Carti’s rise continues apace. In March, he released “Lookin” and “Woke Up Like This,” two songs with his good friend and collaborator Lil Uzi Vert. He says their relationship works because “we don't be on no rap shit, ever. We be in the studio making four, five songs for his album and vice versa. We know our shit. We like our shit. We judge both our shit. We got enough songs to drop two mixtapes. We ain't got nobody else to listen to—me, other than Rocky. Those are my only critics.”

When his mixtape drops, there will be more critics that Carti can choose to ignore. After all this anticipation, the feedback will be loud and immediate. He’ll focus on tomorrow, though. “I’m thinking about what the fuck to do after this,” he says. “The new sauce. I gotta sit back and listen to a bunch of shit, or watch a bunch of shit. Movie clips. Watching shit on the plane. That nigga Rocky be doing that shit. He know a lot of London movies and old school movies that I missed or something. Like The Lost Boys. That’s really what I’m fucking with. Ain’t that so fire, bro?”

What did he like about the ‘80s vampire-cum-teen-drama about a renegade vampire gang and angst? He lights up.
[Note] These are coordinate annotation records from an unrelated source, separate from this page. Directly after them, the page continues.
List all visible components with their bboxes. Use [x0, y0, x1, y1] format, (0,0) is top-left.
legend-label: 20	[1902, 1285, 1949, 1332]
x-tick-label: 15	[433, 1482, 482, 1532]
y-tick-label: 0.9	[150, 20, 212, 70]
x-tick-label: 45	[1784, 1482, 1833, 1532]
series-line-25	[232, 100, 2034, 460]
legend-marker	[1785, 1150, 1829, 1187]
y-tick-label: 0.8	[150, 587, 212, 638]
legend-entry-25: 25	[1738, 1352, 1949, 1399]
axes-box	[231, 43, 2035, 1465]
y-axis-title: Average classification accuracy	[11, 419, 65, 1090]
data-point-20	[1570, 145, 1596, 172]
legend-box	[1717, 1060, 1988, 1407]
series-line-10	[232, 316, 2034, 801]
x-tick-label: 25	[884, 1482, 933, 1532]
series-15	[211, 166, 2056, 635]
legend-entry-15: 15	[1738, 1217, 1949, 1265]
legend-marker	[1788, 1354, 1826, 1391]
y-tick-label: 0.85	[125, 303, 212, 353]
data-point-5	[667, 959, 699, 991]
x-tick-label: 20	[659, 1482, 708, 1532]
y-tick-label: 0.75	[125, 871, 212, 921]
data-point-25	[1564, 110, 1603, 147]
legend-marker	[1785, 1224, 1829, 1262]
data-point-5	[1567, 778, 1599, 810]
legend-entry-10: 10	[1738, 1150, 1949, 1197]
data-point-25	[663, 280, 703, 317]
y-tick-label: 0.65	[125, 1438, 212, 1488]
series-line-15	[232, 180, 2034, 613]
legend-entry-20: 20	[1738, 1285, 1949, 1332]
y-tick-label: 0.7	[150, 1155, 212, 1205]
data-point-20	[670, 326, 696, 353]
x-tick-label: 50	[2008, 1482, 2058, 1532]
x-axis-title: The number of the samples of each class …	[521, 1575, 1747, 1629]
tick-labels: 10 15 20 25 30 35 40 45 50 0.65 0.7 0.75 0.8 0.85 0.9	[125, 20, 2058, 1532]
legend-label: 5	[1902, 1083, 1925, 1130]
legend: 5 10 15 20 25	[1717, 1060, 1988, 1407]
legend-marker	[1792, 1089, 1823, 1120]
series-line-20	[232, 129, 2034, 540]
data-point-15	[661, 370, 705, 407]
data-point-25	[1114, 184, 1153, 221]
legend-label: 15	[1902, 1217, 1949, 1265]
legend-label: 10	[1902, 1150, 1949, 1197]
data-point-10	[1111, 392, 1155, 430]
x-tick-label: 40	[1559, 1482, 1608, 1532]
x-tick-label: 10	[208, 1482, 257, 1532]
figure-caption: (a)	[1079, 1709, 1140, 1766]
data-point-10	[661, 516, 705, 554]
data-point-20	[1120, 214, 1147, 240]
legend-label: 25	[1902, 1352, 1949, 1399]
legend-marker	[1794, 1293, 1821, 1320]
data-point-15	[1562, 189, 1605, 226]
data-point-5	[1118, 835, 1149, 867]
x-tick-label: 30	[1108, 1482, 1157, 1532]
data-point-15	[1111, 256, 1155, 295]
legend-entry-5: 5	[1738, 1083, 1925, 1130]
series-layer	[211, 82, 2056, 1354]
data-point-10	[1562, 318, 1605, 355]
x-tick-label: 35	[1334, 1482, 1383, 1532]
“Everything. I paused the movie and played my music over top of it and it looked so crazy. I thought, Damn, I wanna look like this. That’s me, that’s Playboi Carti, a vampire on a dirt bike. Flying. Laughing and shit. The fangs, my grills. Long hair, dreads. Rock star shit. You know what I’m saying? It’s fire.” He pauses.

“I’m really into guitars right now.” As if the idea for the future had just come to him.